It is claimed, however, by appellants, that McCormick sold the flour to Martzdorf. Whether or not there was a sale to Matzdorf; whether or not Matzdorf had authority to divert the flour from its destination, were questions submitted to the jury, and they resolved them against Matzdorf. We think, however, that the instructions of the court on this subject were calculated to mislead the jury, inasmuch as they seem to have limited the inquiry to a point of time anterior to the shipment. According to the view we take of the case, it was competent for McCormick to have changed his mind as to the disposition of the flour any time after the shipment, and prior to the demand and acceptance by the Bartels. As we have said above, the delivery to the carrier was not a delivery to the vendees. The flour was at McCormick’s risk, until acceptance by Bartels. If, during the time intervening between shipment and acceptance, McCormick made a valid sale to Matzdorf, then any demand or acceptance by the Bartels, while the flour was in the possession of the Salomons, would have been unavailing and nugatory. This view of the case was not clearly presented to the jury. The evidence on this whole subject of sale, and especially as to the time when the bill of sale was made out, is quite obscure There is considerable room for doubt, upon the evidence in the record, whether the bill of sale ante-dated in point of actual execution, or post-dated the demand and acceptance of the Bartels. The instructions proceeded upon a false theory, as to the time when Bartel’s rights vested, and as to the effect of the delivery to the carrier, and being calculated to mislead the jury, the judgment must be reversed, and inasmuch as the case must be tried again, it is proper to allude to the measure of damages.

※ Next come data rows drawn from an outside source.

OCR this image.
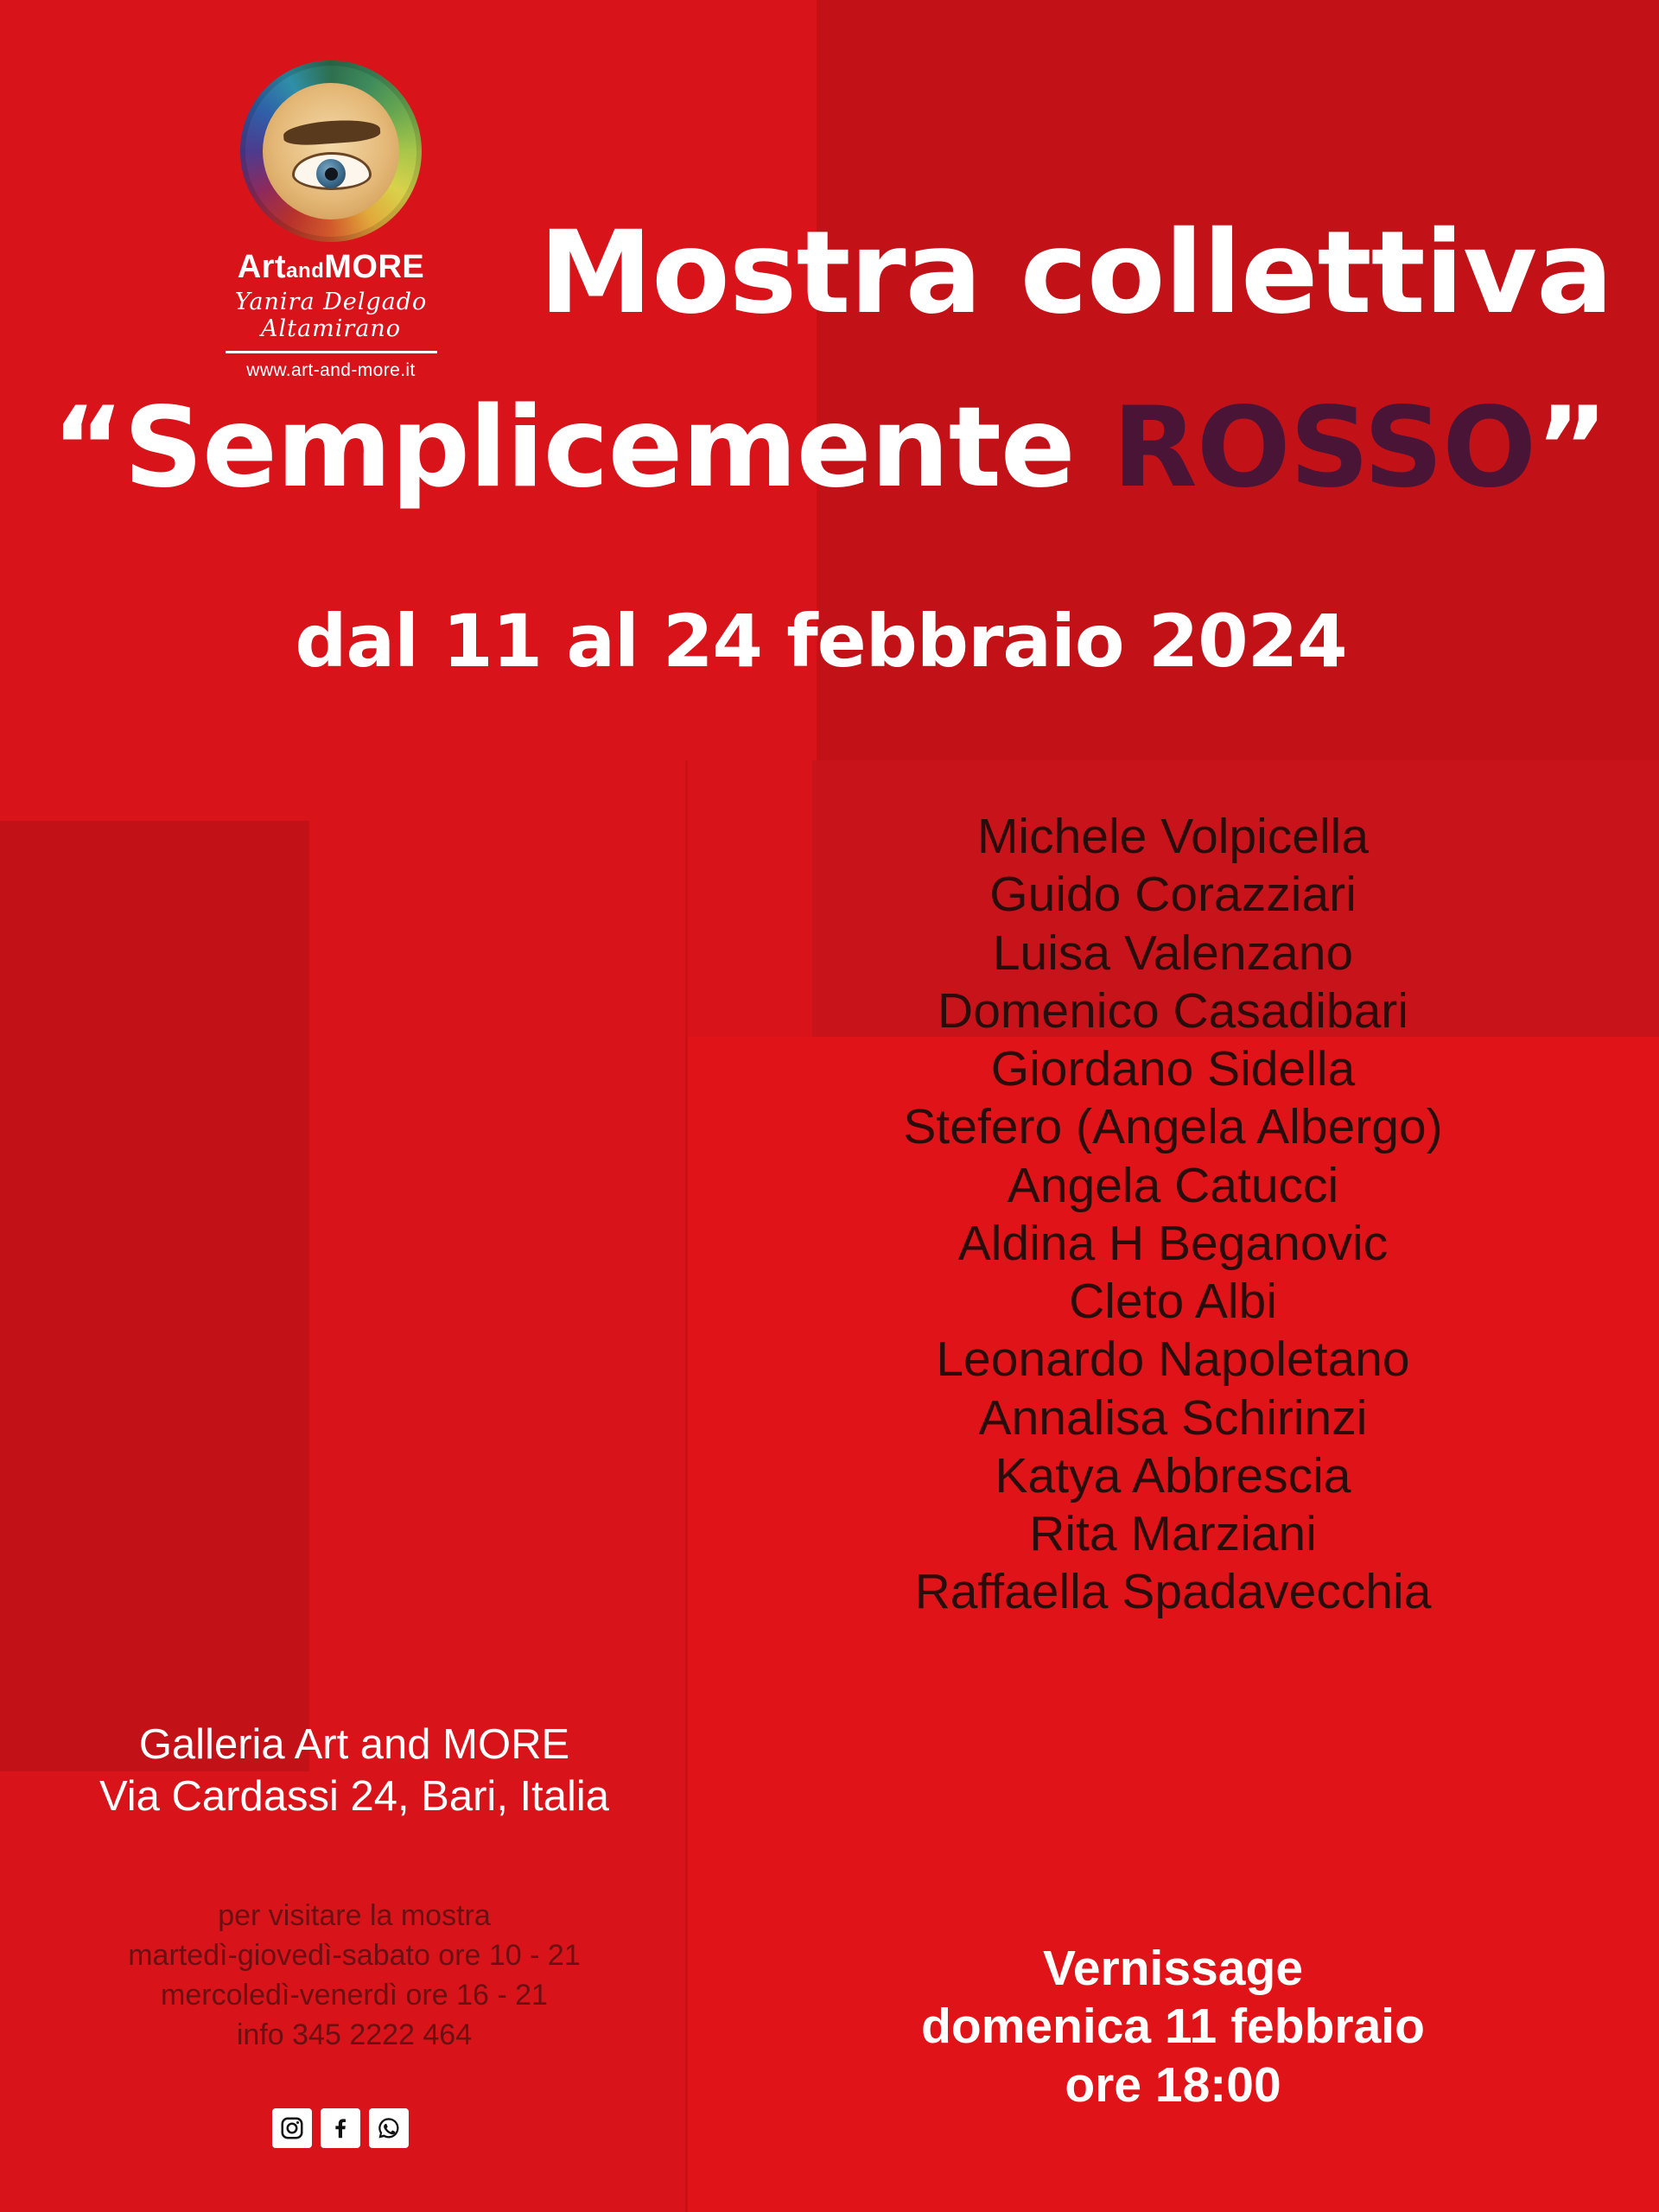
ArtandMORE
Yanira Delgado Altamirano
www.art-and-more.it
Mostra collettiva
“Semplicemente ROSSO”
dal 11 al 24 febbraio 2024
Michele Volpicella
Guido Corazziari
Luisa Valenzano
Domenico Casadibari
Giordano Sidella
Stefero (Angela Albergo)
Angela Catucci
Aldina H Beganovic
Cleto Albi
Leonardo Napoletano
Annalisa Schirinzi
Katya Abbrescia
Rita Marziani
Raffaella Spadavecchia
Vernissage
domenica 11 febbraio
ore 18:00
Galleria Art and MORE
Via Cardassi 24, Bari, Italia
per visitare la mostra
martedì-giovedì-sabato ore 10 - 21
mercoledì-venerdì ore 16 - 21
info 345 2222 464
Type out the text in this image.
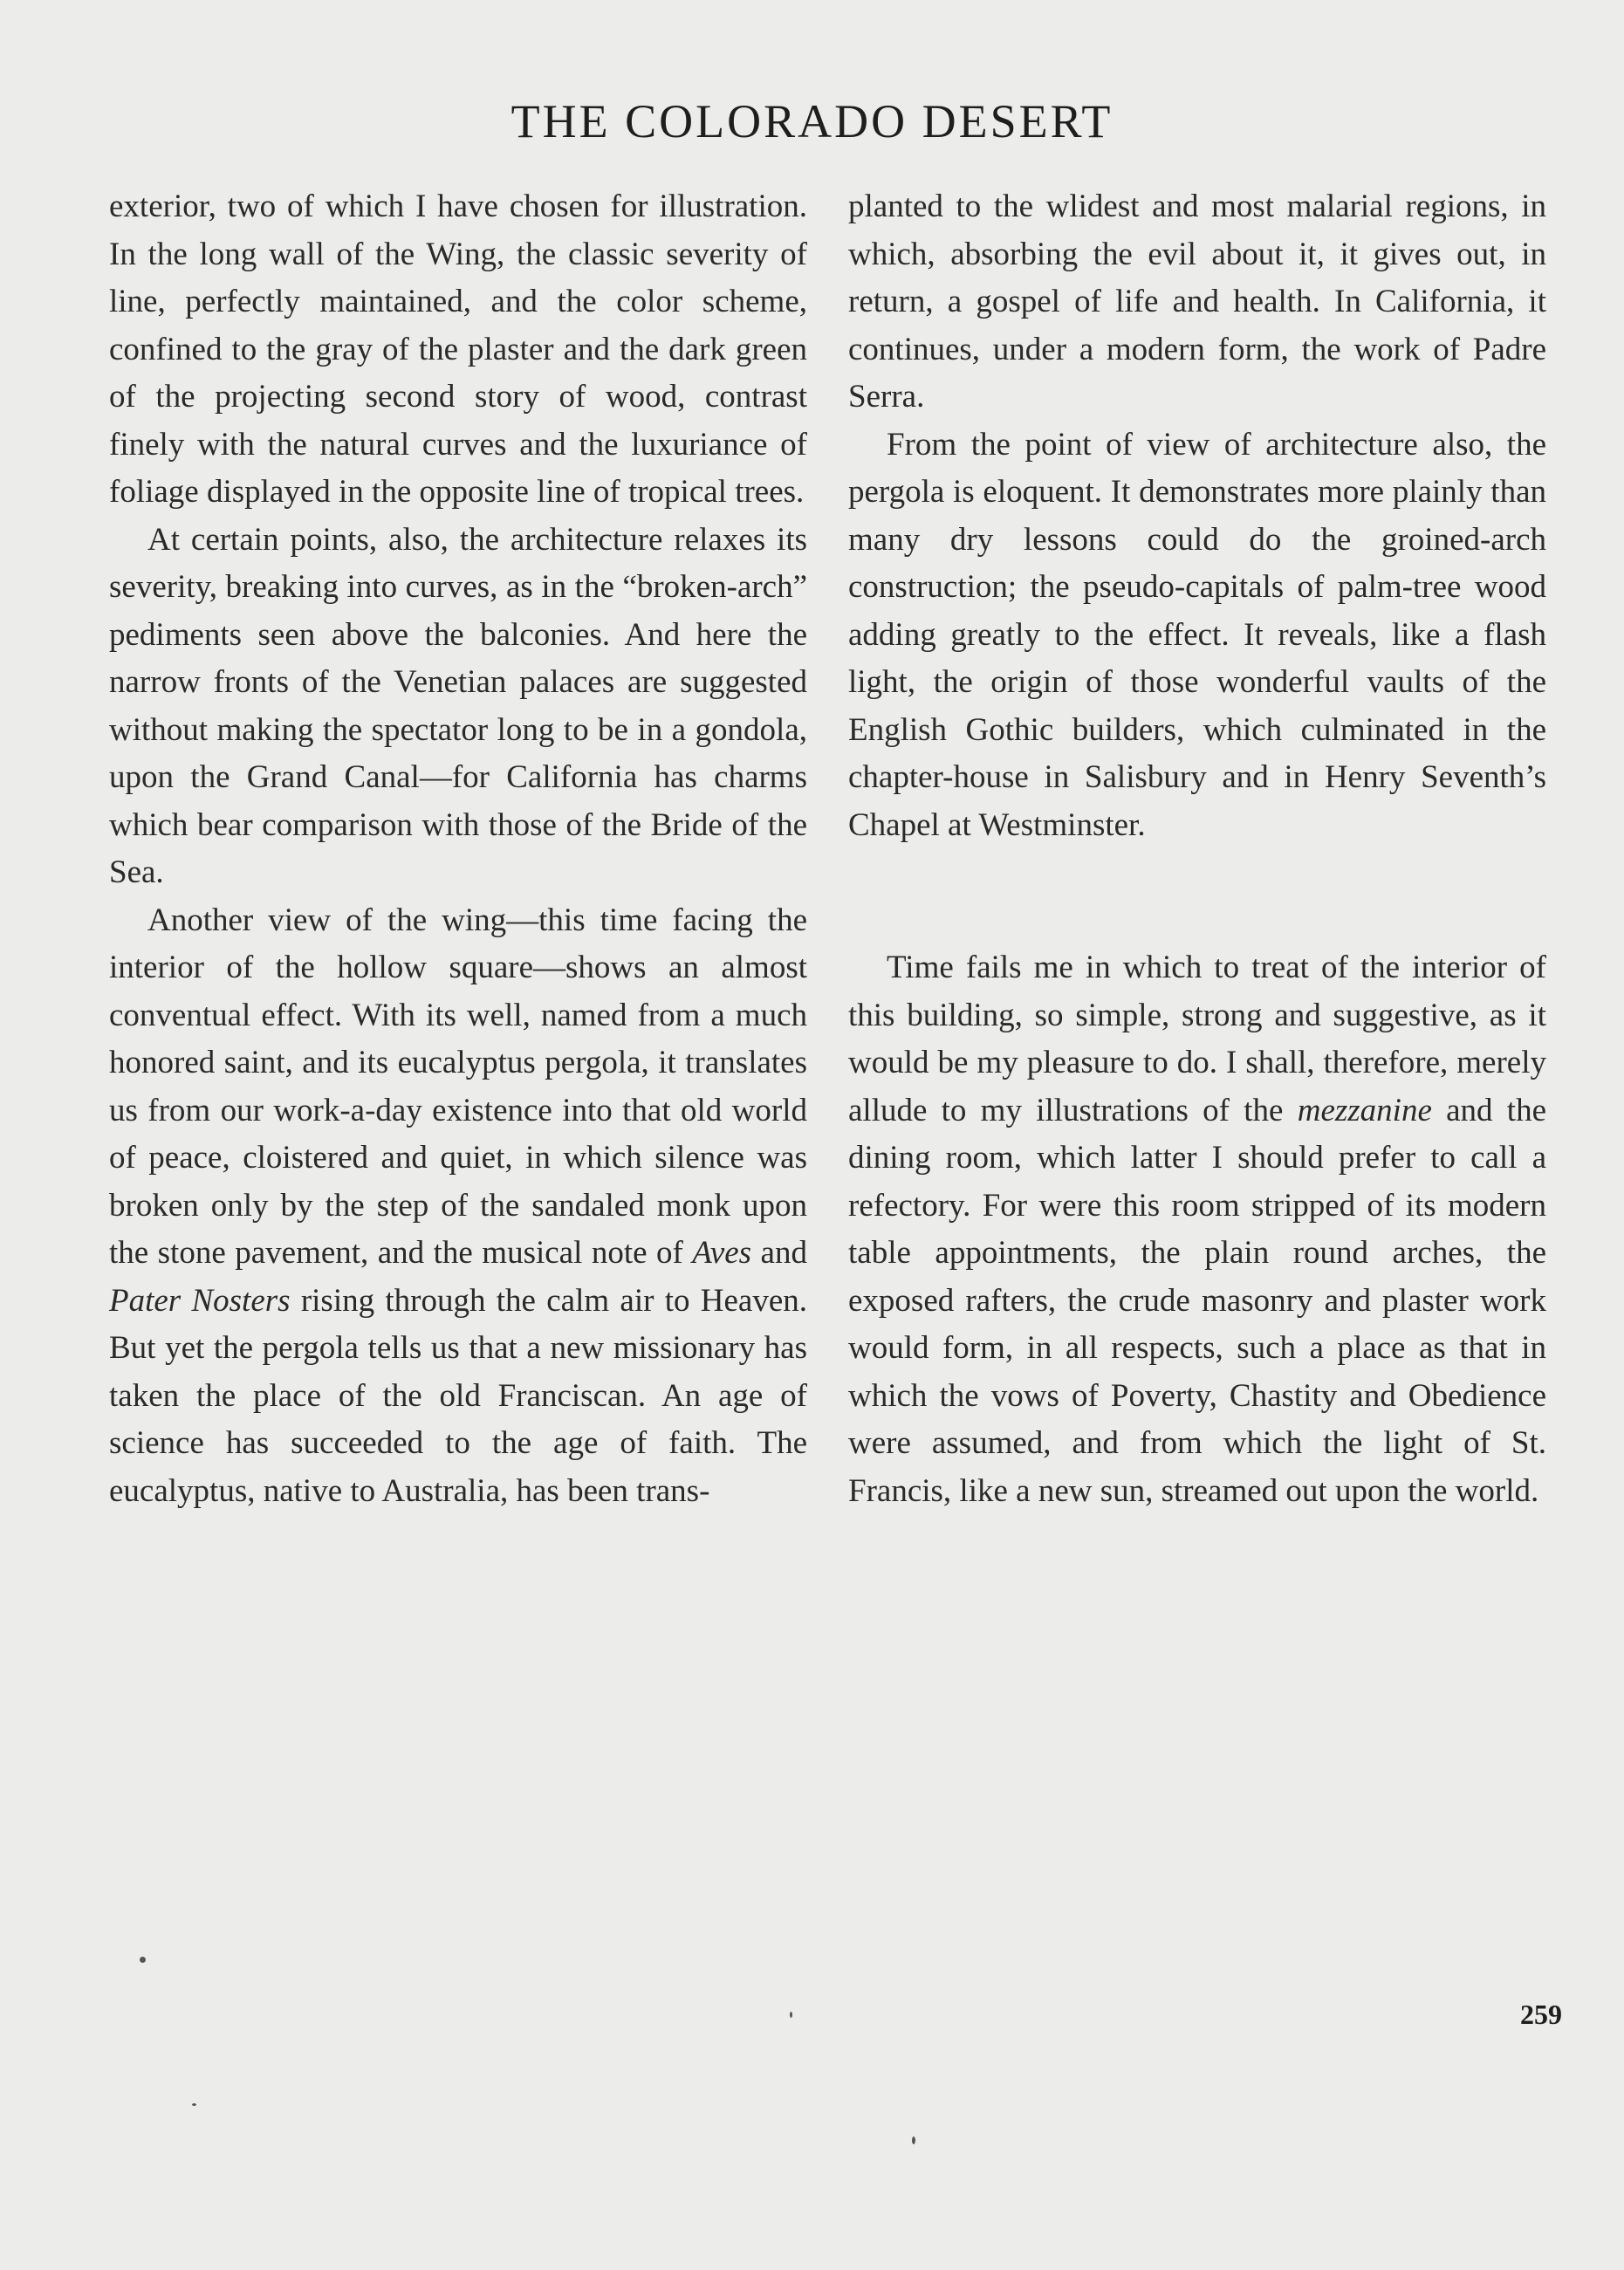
THE COLORADO DESERT

exterior, two of which I have chosen for illustration. In the long wall of the Wing, the classic severity of line, perfectly maintained, and the color scheme, confined to the gray of the plaster and the dark green of the projecting second story of wood, contrast finely with the natural curves and the luxuriance of foliage displayed in the opposite line of tropical trees.

At certain points, also, the architecture relaxes its severity, breaking into curves, as in the “broken-arch” pediments seen above the balconies. And here the narrow fronts of the Venetian palaces are suggested without making the spectator long to be in a gondola, upon the Grand Canal—for California has charms which bear comparison with those of the Bride of the Sea.

Another view of the wing—this time facing the interior of the hollow square—shows an almost conventual effect. With its well, named from a much honored saint, and its eucalyptus pergola, it translates us from our work-a-day existence into that old world of peace, cloistered and quiet, in which silence was broken only by the step of the sandaled monk upon the stone pavement, and the musical note of Aves and Pater Nosters rising through the calm air to Heaven. But yet the pergola tells us that a new missionary has taken the place of the old Franciscan. An age of science has succeeded to the age of faith. The eucalyptus, native to Australia, has been trans-

planted to the wlidest and most malarial regions, in which, absorbing the evil about it, it gives out, in return, a gospel of life and health. In California, it continues, under a modern form, the work of Padre Serra.

From the point of view of architecture also, the pergola is eloquent. It demonstrates more plainly than many dry lessons could do the groined-arch construction; the pseudo-capitals of palm-tree wood adding greatly to the effect. It reveals, like a flash light, the origin of those wonderful vaults of the English Gothic builders, which culminated in the chapter-house in Salisbury and in Henry Seventh’s Chapel at Westminster.

Time fails me in which to treat of the interior of this building, so simple, strong and suggestive, as it would be my pleasure to do. I shall, therefore, merely allude to my illustrations of the mezzanine and the dining room, which latter I should prefer to call a refectory. For were this room stripped of its modern table appointments, the plain round arches, the exposed rafters, the crude masonry and plaster work would form, in all respects, such a place as that in which the vows of Poverty, Chastity and Obedience were assumed, and from which the light of St. Francis, like a new sun, streamed out upon the world.

259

At the time this suit was brought, the statute allowed the defendant in replevin to retrieve the goods by executing a forthcoming bond. This course was pursued here. The rule of damages in actions of replevin is not uniform. It depends on the character of the property. In an action to recover a horse, or other property having a usable value, the value of the use during the detention has been regarded as the correct measure of damages. In many cases, interest on the value, from the time of the wrongful taking, would be a proper measure, and this seems to be the rule applied in all cases where the property detained is merchandise, kept for sale, grain and all other articles of property, useful only for sale or consumption. Allen v. Fox, 51 N. Y. 565; Suydam v. Jenkins, 3 Sand. S. C. R. 614; Burgee v. Maybee, 21 Wend. 144.
Judgment reversed, and case remanded for further pro ceedings. Reversed.